Non biasimo Mellie per ciò che ha fatto. In fondo, io non mi sono comportata diversamente da lei, anche Mellie ha mentito per proteggere l’uomo che ama. Ma a lei è andata meglio, io invece non ho niente, niente, niente…
Inforco stancamente la bicicletta e torno a casa.
*
Molly non è tornata, stanotte.
Il letto è sfatto, ma quando sono andato nella sua stanza era già freddo. Avrebbe anche potuto fare un pisolino nel pomeriggio, per quel che ne so. Non vi sono tracce della presenza di un altro uomo, intendo  residui organici od odori particolari. Di certo se ha passato la notte con O’Leary, non l’ha fatto qui. Al di fuori dell’ambiente di lavoro, Molly non è certo la persona più ordinata del mondo, quindi gli elementi in mio possesso non sono sufficienti a provare alcunché.
In ogni caso, Molly stanotte non è rientrata.
E’ rimasta fuori, molto presumibilmente con l’ispettore. E questo fa male, mi fa male un punto nel petto che non conosco e non c’è John ad aiutarmi o, eventualmente, a prendermi a calci nel sedere in modo più o meno metaforico.
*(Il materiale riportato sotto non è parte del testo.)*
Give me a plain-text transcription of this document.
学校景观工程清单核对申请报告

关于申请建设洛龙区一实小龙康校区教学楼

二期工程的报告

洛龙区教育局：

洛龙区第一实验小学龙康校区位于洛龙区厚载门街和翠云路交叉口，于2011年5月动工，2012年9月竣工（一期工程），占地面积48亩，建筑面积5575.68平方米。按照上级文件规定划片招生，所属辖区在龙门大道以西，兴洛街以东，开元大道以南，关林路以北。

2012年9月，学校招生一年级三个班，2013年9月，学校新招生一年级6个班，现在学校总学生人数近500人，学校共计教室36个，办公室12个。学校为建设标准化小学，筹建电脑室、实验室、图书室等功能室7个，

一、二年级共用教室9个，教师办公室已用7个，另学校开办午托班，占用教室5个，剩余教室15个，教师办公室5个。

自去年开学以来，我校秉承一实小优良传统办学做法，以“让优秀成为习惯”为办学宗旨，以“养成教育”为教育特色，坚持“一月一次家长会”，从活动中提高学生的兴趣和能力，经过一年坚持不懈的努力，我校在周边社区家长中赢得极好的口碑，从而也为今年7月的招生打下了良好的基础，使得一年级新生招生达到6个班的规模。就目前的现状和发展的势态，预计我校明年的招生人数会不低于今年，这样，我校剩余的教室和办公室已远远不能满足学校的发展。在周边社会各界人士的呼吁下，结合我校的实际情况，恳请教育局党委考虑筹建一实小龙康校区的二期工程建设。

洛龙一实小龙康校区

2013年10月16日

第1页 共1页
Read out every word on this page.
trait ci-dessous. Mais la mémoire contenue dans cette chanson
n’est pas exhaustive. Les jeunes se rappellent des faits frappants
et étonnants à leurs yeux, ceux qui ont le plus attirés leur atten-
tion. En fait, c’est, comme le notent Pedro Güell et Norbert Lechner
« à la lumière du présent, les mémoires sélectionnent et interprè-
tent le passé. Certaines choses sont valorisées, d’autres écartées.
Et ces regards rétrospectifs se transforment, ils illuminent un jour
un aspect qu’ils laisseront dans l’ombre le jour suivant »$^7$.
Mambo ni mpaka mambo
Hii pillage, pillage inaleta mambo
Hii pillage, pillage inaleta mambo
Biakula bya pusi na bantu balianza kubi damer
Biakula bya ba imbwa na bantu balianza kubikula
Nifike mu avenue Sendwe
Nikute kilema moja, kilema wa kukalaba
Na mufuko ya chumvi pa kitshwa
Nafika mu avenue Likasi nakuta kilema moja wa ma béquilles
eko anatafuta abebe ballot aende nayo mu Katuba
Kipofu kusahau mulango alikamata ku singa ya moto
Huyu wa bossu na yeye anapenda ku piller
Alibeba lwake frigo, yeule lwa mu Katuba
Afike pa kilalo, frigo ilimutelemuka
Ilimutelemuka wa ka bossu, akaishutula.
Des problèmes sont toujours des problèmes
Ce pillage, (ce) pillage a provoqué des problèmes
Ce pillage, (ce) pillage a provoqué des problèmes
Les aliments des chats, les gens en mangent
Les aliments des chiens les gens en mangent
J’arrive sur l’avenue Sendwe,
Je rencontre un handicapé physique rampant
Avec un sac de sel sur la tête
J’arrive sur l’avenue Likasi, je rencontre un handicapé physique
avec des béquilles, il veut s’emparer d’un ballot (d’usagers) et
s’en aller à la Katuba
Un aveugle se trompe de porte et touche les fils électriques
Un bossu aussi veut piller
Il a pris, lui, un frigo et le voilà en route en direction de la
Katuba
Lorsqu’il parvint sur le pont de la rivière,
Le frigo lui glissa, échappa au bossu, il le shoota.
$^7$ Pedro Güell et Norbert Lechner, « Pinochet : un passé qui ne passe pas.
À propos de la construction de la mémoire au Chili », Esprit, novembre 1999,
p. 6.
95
Suona il cellulare, dal display vedo che è il mio caro fratello. Caro si fa per dire.
“Fratello mio?”
Prima che faccia a tempo ad aggiungere altro, lo interrompo e sbotto in un: “Dubito che a quest’ora del mattino tu abbia chiamato per informarti del mio stato di salute. Hai già fatto colazione e spazzolato i tuoi soliti dolci alla crema? Oppure ora le tue preferenze si sono spostate sul cioccolato?”
Sento Mycroft che sospira dall’altra parte del telefono. Non riesco a fare a meno di punzecchiarlo e comunque se la piantassi, credo ci resterebbe molto male. “Fratello mio, è imperativo che tu lasci l’Irlanda, per non dire l’Europa, entro le prossime due ore. Rimani in attesa di ulteriori istruzioni che ti verranno impartite al momento debito.”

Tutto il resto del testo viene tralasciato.